Bookmakers spend millions on marketing to promote their product. Word-of-mouth marketing grows community-owned betting platforms. Because they own it, community members evangelize.

It’s impossible to describe all the benefits of community-owned betting platforms. Community-owned betting platforms are superior in practically every way (bettors, market makers, developers, etc.).

Bookies can’t adapt

Community ownership is disruptive, thus incumbents won’t survive it.

Traditional for-profit organizations can’t adapt to the community-owned model’s advantages.

Open-source, community-owned betting platforms give participants the best odds.

Traditional incumbents won’t adopt a model because it requires giving up control, profit margin, and intellectual property.

Any for-profit company with millions in revenue will find this difficult.

We believe community-owned betting platforms are an extinction-level event for traditional bookies who can’t adapt.

SportX’s Thesis

Non-custodial exchange enables users transparency, security, and fairness. Built using open-source smart contract software SX Protocol. It provides unprecedented transparency into the platform’s functioning. We’re also constructing the SX Network blockchain, the first public blockchain for sports betting.

When you bet on SportX or an app using SX Protocol, you get SX tokens. These currencies control SX’s blockchain and protocol. All SportX or SX Protocol revenue goes to the SX Community Fund, which is managed by SX tokens. No value leaks; SX earnings flows to community-held SX tokens.
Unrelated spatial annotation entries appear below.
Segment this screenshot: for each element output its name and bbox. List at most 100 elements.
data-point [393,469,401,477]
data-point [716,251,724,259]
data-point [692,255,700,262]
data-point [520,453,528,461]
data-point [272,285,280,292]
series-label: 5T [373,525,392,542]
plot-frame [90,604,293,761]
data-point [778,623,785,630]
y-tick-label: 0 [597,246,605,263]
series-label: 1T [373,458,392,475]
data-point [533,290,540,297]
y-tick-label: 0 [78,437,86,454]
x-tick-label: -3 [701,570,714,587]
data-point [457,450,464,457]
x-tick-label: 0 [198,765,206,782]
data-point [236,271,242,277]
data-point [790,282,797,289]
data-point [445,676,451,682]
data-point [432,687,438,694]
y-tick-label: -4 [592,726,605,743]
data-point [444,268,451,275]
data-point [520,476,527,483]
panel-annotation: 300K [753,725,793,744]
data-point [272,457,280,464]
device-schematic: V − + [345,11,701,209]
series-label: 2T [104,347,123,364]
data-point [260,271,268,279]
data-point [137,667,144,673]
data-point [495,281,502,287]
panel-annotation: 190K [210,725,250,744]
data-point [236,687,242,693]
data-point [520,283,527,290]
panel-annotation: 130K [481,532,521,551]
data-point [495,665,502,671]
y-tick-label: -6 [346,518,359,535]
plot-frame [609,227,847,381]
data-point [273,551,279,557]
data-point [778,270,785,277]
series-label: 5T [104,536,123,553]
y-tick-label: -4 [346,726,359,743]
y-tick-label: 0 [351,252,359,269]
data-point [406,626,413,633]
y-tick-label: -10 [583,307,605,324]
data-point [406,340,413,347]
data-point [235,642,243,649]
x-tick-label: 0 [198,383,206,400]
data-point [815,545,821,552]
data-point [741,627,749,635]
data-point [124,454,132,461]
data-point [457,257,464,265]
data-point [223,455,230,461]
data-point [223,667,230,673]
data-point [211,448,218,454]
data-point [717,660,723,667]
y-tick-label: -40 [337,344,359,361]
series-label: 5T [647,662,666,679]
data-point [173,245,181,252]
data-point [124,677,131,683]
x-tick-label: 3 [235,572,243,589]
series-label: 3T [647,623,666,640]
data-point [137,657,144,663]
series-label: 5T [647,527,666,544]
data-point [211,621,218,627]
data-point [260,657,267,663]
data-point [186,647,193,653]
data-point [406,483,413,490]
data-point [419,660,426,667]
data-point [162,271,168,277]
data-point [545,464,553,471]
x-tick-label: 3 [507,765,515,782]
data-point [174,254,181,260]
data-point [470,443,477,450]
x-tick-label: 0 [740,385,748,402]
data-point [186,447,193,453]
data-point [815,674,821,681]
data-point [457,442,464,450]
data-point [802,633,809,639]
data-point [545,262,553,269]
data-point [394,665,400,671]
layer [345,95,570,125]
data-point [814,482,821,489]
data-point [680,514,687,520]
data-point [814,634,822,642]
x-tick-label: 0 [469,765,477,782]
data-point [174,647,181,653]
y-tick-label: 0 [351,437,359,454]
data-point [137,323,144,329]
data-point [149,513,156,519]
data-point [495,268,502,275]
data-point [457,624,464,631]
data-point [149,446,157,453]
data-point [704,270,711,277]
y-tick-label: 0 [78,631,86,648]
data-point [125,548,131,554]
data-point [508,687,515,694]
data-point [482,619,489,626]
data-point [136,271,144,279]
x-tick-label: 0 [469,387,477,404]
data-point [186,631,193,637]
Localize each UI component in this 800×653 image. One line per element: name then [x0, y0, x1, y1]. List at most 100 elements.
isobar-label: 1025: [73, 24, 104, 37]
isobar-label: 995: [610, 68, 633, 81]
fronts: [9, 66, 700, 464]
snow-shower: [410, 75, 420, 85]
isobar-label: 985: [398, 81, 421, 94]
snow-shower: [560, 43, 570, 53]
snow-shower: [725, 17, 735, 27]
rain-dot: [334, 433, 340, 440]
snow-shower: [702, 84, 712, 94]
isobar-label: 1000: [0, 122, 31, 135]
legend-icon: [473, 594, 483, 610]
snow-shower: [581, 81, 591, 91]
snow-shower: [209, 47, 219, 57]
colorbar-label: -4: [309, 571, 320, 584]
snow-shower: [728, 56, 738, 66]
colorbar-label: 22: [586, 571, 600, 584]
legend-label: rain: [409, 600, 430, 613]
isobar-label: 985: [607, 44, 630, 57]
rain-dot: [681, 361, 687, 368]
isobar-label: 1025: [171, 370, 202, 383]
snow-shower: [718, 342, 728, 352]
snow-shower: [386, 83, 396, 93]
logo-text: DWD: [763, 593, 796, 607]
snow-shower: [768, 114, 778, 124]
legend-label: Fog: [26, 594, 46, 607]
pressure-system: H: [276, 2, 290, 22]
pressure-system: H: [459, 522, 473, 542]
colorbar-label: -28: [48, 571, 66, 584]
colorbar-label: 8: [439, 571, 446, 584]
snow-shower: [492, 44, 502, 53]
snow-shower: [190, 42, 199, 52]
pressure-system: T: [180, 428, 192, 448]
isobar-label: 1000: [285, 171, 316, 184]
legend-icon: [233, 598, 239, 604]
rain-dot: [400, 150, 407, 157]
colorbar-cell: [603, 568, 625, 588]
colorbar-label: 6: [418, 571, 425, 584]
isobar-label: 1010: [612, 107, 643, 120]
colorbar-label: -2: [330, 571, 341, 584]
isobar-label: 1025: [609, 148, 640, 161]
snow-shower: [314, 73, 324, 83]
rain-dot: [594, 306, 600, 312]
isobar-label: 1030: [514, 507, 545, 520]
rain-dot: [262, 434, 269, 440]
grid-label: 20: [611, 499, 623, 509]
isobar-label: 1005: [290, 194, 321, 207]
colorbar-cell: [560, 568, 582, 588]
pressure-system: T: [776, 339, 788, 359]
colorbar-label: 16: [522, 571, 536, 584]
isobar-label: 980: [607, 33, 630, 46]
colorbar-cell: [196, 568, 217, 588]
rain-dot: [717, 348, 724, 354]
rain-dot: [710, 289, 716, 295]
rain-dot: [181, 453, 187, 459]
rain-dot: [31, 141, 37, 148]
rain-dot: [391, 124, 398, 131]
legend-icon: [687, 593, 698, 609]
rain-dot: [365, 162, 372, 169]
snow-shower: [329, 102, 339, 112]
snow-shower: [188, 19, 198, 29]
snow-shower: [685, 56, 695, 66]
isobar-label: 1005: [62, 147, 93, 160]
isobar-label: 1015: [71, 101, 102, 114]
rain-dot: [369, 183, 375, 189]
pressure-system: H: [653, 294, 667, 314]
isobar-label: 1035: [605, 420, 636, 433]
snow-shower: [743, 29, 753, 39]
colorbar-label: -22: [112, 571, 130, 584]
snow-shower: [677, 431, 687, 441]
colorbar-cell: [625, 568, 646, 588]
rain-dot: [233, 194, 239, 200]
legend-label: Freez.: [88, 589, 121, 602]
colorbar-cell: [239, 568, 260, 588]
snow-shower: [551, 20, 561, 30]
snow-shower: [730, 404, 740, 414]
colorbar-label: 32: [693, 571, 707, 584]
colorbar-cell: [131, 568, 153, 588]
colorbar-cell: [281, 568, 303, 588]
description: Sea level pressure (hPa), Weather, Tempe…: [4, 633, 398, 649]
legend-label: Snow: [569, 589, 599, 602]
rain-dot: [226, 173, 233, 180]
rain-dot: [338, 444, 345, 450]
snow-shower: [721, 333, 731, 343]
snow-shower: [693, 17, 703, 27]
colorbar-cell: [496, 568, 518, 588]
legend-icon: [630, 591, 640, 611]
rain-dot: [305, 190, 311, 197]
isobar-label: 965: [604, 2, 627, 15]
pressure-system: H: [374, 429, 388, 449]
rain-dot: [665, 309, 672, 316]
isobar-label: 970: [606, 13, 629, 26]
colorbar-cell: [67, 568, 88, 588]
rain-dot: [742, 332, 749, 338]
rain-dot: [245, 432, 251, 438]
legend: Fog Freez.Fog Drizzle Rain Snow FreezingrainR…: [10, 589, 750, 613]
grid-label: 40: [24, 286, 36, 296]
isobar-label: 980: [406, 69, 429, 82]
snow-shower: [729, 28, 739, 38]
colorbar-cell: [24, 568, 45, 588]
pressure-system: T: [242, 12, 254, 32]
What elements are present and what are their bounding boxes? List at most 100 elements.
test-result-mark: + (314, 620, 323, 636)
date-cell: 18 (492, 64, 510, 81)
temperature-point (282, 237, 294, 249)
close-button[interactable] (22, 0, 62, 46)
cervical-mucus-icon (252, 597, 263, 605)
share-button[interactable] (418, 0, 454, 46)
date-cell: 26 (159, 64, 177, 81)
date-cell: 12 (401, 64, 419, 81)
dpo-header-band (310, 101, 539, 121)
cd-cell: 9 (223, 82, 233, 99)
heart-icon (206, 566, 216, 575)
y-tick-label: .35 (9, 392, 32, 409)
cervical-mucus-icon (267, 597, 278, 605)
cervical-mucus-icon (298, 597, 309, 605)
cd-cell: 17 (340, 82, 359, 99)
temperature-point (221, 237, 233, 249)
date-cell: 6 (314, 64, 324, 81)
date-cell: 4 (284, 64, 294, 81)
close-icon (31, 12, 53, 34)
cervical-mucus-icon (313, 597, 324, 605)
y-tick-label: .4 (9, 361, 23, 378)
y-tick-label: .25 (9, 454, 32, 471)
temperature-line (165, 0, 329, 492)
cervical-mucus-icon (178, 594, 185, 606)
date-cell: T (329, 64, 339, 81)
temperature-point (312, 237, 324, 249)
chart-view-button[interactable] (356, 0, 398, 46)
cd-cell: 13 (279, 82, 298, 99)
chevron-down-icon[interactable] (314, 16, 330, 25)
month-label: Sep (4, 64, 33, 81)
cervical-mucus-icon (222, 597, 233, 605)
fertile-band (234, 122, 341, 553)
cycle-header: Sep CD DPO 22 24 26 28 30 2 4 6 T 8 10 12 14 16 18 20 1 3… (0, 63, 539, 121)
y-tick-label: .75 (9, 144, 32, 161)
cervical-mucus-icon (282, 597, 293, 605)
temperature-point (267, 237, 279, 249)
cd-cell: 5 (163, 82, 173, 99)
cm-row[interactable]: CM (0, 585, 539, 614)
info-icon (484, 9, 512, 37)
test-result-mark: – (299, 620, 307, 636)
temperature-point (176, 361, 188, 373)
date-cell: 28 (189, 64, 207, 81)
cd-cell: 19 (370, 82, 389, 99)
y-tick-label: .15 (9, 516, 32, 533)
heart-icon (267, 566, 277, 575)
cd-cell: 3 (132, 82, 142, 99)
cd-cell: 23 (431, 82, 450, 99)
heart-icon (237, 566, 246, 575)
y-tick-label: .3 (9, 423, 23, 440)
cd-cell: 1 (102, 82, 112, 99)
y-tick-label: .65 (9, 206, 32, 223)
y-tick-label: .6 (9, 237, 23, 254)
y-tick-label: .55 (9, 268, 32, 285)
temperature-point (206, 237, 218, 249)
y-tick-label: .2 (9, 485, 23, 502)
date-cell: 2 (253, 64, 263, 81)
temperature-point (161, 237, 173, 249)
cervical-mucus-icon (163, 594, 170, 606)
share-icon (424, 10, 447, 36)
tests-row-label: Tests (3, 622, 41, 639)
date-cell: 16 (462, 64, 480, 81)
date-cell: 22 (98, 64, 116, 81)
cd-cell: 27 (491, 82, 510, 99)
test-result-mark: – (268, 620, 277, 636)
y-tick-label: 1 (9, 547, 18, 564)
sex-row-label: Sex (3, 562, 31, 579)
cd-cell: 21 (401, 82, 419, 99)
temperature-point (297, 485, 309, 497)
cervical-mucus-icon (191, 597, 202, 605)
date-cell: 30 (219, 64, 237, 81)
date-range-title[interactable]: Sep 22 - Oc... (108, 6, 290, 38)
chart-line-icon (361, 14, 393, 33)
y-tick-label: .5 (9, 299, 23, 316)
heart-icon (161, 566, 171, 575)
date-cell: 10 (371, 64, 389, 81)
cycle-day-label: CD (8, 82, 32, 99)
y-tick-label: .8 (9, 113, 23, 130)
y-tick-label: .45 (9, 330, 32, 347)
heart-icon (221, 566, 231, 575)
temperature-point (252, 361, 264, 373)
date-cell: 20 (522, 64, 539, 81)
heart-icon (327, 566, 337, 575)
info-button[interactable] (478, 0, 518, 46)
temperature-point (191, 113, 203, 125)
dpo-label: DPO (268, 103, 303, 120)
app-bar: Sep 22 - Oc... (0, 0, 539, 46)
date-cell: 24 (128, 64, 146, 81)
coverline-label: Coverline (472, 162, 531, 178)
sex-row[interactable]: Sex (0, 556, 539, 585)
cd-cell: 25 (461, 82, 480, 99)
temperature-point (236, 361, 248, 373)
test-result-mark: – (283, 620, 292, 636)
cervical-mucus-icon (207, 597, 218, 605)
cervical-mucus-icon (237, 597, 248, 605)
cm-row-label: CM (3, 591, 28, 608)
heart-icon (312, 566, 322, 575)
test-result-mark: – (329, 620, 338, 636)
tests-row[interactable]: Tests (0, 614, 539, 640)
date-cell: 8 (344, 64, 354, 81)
Studies suggest democratic militaries fight better than dictatorial ones (source). Soldiers are more motivated, organized, and aggressive. Enfranchisement boosts battlefield performance. SportX bets that empowering bettors will do the same in sports betting. Enfranchising bettors is an unbeatable advantage.

Enfranchising bettors is an unbeatable advantage. SportX’s main argument.

The downfall of existing bookies will clear the way for fairer, more trustworthy, community-owned betting services.